The Stolen Child
By William Butler Yeats (1886,1889 )
Where dips the rocky highland Of Sleuth Wood in the lake,
There lies a leafy island
Where flapping herons wake
The drowsy water-rats
There we've hid our faery vats,
Full of berries
And of reddest stolen cherries.
Come away,
O human child!
To the water and the wild
With a faery, hand in hand
For the world's more full of weeping than you can understand.
Where the wave of moonlight glosses
The dim grey sands with light
Far off by furthest Rosses
We Foot it all the night,
Weaving olden dances,
Mingling hands and mingling glances
Till the moon has taken flight
To and fro we leap
And chase the frothy bubbles,
While the world is full of troubles
And is anxious in its sleep.
Come away,
O human child!
To the water and the wild
With a faery, hand in hand
For the world's more full of weeping than you can understand.
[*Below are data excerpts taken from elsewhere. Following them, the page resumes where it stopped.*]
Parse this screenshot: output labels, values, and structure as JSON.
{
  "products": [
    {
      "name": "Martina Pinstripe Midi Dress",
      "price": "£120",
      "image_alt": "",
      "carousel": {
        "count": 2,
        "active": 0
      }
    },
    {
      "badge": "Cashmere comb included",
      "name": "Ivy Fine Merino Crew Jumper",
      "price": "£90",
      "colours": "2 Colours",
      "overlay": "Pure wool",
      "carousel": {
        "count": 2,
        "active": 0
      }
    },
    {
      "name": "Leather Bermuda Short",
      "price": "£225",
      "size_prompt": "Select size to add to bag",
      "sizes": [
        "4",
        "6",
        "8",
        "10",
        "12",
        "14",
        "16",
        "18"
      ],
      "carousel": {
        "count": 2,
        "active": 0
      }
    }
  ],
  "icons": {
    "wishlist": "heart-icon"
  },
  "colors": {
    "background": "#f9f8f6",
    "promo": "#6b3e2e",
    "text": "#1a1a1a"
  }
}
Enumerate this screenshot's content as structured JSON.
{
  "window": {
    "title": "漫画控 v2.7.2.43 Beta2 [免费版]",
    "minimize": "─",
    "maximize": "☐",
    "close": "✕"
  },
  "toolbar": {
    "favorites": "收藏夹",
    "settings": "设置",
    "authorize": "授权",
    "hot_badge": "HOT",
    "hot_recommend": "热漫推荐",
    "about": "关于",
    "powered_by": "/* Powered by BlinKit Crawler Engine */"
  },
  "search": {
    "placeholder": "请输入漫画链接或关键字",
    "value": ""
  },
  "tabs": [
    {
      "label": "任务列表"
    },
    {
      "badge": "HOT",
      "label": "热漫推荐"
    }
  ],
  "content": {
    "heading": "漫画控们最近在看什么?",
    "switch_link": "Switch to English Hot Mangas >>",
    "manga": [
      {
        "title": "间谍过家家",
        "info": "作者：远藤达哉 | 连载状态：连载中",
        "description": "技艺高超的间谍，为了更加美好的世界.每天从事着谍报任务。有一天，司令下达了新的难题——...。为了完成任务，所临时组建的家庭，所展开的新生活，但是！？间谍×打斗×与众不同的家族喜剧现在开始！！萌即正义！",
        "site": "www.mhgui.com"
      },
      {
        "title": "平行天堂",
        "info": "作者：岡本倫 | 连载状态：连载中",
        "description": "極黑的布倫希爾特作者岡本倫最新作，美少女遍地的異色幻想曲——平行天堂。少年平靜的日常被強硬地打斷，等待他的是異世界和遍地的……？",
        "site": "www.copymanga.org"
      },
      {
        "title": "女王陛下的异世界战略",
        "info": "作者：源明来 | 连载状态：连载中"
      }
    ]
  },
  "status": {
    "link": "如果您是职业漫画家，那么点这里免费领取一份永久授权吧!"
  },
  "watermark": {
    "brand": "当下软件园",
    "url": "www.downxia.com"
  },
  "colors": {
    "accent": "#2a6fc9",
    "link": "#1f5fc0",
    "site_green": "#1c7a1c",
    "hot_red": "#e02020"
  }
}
Where the wandering water gushes
From the hills above Glen-Car In pools among the rushes
That scarce could bathe a star,
We seek for slumbering trout
And whispering in their ears
Give them unquiet dreams
Leaning softly out
From ferns that drop their tears
Over the young streams.
Come away,
O human child!
To the water and the wild
With a faery, hand in hand,
For the world's more full of weeping than you can understand.
Away with us he's going,
The solemn-eyed
He'll hear no more the lowing
Of the calves on the warm hillside
Of the kettle on the hob
Sing peace into his breast,
Or see the brown mice bob
Round and round the oatmeal-chest
For he comes, the human child,
To the water and the wild
With a faery, hand in hand
For the world’s more full of weeping than you can understand.